A lot of money has passed around between Allison Davis and Barack Obama and Mayor Daley and William Moorehead and Tony Rezko. One place the money didn’t end up was to fix an iron gate before it fell on a little boy. We get more evidence about my conjecture that it probably was the property management’s fault.

Violations In Building Where Boy Was Crushed

City building inspectors on Monday found code violations at the Chicago Housing Authority property in the 900 block of North Cambridge, in Cabrini-Green, where a heavy gate broke free of its hinges and fatally crushed 3-year-old Curtis Cooper on Friday.

Gate that fell and killed child fails inspection

“If Chicago Housing Authority had been monitoring their properties, public housing wouldn’t be in the shape it is in now,” Steele said. “If they had been monitoring UPA, that gate wouldn’t have fell.”

UPA manages properties all over Chicago. The Davis family stands to make millions as part of CHA’s Plan for Transformation, the city’s ambitious effort to demolish high-rise public housing and replace it with mixed-income communities.

How reform-minded City Hall critic became a cozy insider - Chicago Sun Times

Here’s too much of the whole thing, bold is mine.

As a young lawyer, Allison S. Davis was a City Hall outsider.

He criticized Mayor Richard J. Daley over the 1968 riots. He worked to integrate Chicago neighborhoods. And he fought to elect judges based on legal ability, not political connections.

Today, Davis is a consummate City Hall insider.

He’s a loyal ally of Mayor Richard M. Daley, who appointed Davis to Chicago’s prestigious Plan Commission. Davis has gotten deal after deal from the mayor, helping to make Davis one of the city’s top developers. And Davis has forged strong ties to the Daley family, doing deals with one of the mayor’s nephews and giving legal business to Daley & George, mayoral brother Michael Daley’s law firm.

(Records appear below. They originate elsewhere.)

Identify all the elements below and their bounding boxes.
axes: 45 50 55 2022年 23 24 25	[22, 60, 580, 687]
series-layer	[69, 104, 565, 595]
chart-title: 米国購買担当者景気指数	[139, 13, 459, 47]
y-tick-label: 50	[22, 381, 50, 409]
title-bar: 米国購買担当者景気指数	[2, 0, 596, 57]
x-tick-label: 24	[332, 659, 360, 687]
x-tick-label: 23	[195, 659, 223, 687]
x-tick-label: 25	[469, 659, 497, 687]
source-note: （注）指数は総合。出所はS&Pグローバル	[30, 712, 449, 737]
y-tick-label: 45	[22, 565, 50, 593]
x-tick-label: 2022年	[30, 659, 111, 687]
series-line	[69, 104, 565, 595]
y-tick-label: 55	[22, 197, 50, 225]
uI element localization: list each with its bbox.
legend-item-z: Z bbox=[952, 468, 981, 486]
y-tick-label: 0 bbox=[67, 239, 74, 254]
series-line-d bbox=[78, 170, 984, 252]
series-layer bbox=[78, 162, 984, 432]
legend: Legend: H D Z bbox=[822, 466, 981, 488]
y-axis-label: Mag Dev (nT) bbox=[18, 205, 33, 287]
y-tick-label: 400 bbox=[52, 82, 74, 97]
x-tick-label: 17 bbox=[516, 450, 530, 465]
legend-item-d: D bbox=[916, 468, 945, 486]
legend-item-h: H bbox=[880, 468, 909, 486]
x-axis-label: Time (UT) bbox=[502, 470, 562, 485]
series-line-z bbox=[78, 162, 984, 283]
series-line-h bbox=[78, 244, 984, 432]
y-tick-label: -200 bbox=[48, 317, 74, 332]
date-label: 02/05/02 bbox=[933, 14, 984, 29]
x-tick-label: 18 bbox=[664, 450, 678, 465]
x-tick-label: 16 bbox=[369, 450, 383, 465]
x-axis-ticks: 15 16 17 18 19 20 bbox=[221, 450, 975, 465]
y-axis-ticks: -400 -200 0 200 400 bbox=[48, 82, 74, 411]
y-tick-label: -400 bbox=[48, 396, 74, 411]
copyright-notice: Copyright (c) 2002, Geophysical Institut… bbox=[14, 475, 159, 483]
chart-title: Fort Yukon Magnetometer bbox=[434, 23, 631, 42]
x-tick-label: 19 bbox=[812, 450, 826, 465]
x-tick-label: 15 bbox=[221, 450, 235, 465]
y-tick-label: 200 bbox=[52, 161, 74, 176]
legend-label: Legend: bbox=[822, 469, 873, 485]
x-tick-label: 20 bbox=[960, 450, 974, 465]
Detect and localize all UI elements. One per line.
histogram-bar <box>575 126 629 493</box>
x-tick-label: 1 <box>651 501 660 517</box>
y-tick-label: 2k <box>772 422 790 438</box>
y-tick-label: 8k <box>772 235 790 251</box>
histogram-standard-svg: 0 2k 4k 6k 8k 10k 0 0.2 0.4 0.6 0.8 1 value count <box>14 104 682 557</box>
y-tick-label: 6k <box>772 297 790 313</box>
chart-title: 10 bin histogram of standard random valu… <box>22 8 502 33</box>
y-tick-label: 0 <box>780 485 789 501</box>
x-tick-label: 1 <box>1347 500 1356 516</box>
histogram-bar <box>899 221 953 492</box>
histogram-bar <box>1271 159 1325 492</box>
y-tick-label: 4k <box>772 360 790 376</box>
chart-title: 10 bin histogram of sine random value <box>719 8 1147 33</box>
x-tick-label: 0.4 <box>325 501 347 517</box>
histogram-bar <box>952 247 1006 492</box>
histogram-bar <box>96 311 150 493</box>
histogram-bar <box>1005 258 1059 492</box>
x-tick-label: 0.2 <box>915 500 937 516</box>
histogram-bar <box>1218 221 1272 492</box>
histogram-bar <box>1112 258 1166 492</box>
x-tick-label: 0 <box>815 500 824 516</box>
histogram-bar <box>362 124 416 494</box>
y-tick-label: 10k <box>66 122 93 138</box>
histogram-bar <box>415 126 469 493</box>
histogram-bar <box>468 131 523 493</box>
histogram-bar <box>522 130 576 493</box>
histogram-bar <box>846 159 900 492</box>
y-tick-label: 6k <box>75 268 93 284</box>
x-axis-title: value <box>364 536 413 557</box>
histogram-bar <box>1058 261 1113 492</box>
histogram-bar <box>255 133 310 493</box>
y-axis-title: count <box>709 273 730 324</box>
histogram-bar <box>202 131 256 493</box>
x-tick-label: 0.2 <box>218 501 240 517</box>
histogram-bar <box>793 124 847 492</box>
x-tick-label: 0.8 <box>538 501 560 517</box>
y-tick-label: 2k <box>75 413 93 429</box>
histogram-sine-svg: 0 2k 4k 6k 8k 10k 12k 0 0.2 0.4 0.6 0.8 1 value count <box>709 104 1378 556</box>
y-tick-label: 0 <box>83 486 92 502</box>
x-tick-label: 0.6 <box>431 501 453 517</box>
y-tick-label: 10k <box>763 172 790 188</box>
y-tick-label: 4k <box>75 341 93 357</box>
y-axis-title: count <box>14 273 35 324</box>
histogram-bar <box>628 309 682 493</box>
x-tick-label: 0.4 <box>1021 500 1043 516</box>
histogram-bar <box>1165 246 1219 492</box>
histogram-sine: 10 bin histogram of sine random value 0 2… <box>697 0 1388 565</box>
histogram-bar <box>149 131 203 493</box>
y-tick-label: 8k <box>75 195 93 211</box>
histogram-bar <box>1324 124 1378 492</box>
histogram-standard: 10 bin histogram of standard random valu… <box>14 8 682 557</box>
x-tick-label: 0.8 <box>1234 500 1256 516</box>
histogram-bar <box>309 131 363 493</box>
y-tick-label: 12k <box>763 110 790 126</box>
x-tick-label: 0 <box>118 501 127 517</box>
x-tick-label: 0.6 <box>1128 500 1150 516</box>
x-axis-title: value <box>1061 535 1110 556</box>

Now, Davis finds himself in the glare of an unwanted spotlight.

One of his business partners, William Moorehead, recently began serving a four-year prison sentence for stealing more than $600,000 from at least 13 federally funded housing projects he managed — including two buildings that he and Davis co-own. During the period Moorehead has admitted he was stealing the money, the Chicago Sun-Times has learned, he lent Davis $100,000 — a loan that has drawn scrutiny from federal investigators, though Davis hasn’t been accused of any wrongdoing.

Another of Davis’ business partners, former top political fund-raiser Tony Rezko, is set to stand trial in February on charges he demanded kickbacks from companies seeking state teacher pension business under Gov. Blagojevich, a friend of Rezko.

Davis serves on a separate state pension board — the Illinois State Board of Investment — that also has been under federal investigation. Davis was appointed by Blagojevich, on Rezko’s recommendation.

Davis, 68, declined repeated interview requests for this story. His spokesman asked that questions be submitted in writing. Davis then submitted written responses to some of them.

Over the last decade, Davis and his partners got lots covering several city blocks from City Hall. They paid a total of more than $7 million for some of those lots. But they got many for free.
‘He likes to make money’

Davis and his partners — including his sons Jared and Cullen — have gotten more than $100 million in taxpayer subsidies to build and rehabilitate more than 1,500 apartments and homes, primarily for the poor. His deals include a massive redevelopment of the Chicago Housing Authority’s notorious Stateway Gardens, across the Dan Ryan Expy. from Sox Park.

It’s a lucrative business. Davis and his partners have made at least $4 million in development fees over the last decade.

Still in the works: With Daley nephew Robert Vanecko, Davis is redeveloping another CHA project, along Chicago’s south lakefront. Their fees have not been disclosed.

As Davis has become one of City Hall’s favored developers in the last 10 years, he also has become a major political player. He has donated more than $400,000 to dozens of political campaign funds. His top beneficiaries include Daley, Blagojevich and Sen. Barack Obama, who worked for several years as an attorney in Davis’ law firm.

Where is the accountability for these people getting $100 million? Where? Is it lost when they make big campaign contributions to powerful Chicago politicians?

Barack Obama can claim he was above Chicago style politics, but he was smack dab in the middle of it. Either he didn’t know it and is incompetent or he ignores it and is part of the problem, not the solution.

Company sued in boy’s gate death

The family just won the cruelest of lotteries. And it will take years before they get a payment I bet. And the money they get won’t come from this rich, politically connected, taxeaters. It’ll come from some government somewhere, in other words, the taxpayers.

I guess it bears repeating.

Do you want Barack Obama to hand out lucrative government housing subsidies to politically connected campaign donors that nelgect their properties and where 3 year olds are crushed by metal gates and there is absolutely no accountability for where our taxes end up, like he has done in Illinois?